Consequences of Ion and Photon Fluxes on the Low-Pressure Plasma Fluorination of Polypropylene

Abstract

Summary form only given. The surface energy and adhesion properties of commodity polymers such as polypropylene (PP) can be controlled by functionalization of the surface layers in plasmas. Affixing fluorine lowers surface energy and increases hydrophobicity. One such fluorination process is the immersion of PP sheets in a low pressure, capacitively coupled discharge sustained in F2 containing gas mixtures wherein F atoms both abstract H atoms from and adhere to the surface. In these plasmas, the PP is subject to both energetic ion and photon fluxes. In this talk, the consequences of ion and photon bombardment during low-pressure plasma fluorination of PP will be discussed with results from computational and experimental investigations. PP was treated on a mewing web in low pressure (< a few Torr) capacitively coupled plasmas sustained in gas mixtures containing F2. The fractional coverage of surface resident groups (CH, CF, CF2, CF3) was measured using FSCA. Plasma and surface processes on the moving web were simulated using a 2-dimensional plasma hydrodynamics and surface chemistry model. In the surface reaction mechanism, apart from a hierarchy of reactions beginning with H abstraction by F atoms and followed by passivation by F and F2, ion (sputtering, scission) and photon (H abstraction, scission) activated processes are included.
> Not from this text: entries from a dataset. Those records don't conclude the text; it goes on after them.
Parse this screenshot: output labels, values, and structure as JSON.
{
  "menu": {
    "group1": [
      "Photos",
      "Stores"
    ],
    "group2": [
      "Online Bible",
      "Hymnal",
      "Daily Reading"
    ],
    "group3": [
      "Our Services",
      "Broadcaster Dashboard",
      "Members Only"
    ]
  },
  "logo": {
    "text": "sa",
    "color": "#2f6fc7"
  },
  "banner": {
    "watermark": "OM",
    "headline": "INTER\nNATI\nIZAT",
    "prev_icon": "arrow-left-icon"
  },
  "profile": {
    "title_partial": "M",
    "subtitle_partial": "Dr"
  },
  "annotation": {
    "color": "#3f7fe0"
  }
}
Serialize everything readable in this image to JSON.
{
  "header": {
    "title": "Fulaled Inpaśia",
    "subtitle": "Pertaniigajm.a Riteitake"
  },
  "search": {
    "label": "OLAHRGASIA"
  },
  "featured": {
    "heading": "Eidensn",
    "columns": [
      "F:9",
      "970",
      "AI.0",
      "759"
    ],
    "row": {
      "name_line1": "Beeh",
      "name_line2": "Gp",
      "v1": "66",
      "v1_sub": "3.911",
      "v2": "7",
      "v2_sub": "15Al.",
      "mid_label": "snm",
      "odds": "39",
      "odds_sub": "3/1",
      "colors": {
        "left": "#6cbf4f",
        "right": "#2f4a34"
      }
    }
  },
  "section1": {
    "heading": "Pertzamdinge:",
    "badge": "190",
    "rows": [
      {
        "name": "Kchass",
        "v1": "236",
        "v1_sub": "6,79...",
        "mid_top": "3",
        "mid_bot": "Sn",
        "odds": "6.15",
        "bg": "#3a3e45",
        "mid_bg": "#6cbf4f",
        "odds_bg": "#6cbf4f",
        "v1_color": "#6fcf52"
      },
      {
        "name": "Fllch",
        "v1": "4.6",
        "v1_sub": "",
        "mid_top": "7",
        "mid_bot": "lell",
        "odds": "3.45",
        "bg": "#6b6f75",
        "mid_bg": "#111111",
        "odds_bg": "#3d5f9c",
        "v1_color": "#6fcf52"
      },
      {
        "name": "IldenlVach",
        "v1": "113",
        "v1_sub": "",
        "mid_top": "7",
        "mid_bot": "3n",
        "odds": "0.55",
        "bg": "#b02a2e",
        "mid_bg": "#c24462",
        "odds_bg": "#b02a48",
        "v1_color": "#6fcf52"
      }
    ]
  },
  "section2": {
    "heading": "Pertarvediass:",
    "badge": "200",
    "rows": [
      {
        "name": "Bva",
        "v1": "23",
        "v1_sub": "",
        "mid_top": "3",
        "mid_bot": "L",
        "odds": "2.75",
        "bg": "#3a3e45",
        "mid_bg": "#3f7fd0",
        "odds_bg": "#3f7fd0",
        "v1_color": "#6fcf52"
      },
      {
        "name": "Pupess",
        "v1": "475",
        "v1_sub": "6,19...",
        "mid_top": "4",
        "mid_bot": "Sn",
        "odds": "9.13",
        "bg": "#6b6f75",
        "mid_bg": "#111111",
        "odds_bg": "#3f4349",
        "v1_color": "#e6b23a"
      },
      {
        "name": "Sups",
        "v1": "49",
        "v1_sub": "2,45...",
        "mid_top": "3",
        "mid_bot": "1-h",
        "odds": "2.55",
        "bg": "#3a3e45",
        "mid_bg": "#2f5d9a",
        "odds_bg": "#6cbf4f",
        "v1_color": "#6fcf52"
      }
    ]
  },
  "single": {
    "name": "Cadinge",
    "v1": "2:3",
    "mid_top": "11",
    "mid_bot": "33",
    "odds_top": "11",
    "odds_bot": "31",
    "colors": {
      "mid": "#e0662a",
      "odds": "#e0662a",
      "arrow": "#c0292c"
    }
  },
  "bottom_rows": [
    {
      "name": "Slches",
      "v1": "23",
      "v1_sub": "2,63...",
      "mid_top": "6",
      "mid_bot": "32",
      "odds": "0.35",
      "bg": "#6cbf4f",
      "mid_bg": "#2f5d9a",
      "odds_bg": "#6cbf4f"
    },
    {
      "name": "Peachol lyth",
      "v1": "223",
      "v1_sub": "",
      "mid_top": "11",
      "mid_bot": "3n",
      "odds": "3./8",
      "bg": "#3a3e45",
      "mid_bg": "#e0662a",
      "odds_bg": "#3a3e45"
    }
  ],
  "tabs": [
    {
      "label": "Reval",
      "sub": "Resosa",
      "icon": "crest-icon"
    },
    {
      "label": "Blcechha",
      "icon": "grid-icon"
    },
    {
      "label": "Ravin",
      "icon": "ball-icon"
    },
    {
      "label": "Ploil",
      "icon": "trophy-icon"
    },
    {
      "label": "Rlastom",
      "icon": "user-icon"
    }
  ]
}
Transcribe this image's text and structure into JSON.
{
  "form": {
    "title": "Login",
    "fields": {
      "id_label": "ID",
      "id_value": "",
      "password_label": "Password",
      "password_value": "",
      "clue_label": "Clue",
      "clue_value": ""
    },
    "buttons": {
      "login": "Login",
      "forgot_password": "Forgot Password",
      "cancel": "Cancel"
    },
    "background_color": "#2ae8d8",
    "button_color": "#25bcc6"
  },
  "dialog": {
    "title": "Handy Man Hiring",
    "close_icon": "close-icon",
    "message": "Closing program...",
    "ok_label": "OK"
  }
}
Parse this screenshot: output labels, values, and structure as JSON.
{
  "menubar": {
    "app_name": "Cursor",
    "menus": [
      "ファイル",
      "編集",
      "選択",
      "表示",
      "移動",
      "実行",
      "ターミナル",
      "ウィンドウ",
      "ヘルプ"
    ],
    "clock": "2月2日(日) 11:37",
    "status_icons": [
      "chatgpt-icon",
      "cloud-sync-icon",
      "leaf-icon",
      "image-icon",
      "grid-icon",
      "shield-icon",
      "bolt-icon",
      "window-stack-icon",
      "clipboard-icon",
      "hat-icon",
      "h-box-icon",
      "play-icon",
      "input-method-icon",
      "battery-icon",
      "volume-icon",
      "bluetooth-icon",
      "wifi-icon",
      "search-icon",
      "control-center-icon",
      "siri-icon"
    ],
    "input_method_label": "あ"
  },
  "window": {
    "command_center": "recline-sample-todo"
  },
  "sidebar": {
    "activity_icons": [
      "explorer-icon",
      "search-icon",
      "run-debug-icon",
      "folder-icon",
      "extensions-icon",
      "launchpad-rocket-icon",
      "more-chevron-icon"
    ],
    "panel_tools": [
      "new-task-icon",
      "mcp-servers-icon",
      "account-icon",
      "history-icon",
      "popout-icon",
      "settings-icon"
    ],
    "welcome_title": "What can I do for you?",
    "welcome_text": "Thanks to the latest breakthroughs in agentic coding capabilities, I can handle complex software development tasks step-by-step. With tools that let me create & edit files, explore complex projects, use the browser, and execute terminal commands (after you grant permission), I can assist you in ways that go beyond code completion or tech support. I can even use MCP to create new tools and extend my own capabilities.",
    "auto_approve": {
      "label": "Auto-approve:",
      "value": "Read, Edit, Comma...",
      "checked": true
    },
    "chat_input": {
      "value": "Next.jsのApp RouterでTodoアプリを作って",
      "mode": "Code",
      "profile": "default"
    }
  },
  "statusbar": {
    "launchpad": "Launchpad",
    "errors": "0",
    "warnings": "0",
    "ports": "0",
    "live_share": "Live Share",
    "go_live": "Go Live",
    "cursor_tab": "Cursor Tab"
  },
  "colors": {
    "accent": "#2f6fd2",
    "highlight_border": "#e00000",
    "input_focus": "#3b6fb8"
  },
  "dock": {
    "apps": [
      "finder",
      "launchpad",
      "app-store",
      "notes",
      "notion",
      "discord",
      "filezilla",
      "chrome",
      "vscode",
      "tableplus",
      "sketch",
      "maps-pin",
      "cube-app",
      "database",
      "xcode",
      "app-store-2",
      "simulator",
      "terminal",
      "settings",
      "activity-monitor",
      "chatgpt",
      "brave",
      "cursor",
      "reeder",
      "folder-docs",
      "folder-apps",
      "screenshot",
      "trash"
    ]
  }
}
Ion sputtering rates were determined by TRIM while rates of photon activation processes were parameterized. Comparisons will be made between the model and experiments for surface coverages of =CH and =CFn. Preliminary results have shown that the surface coverage of =CH is a sensitive function of ion energy, a consequence of sputtering of previously fluorinated sites and the slow re-fluorination of underlying sites that are sterically hindered.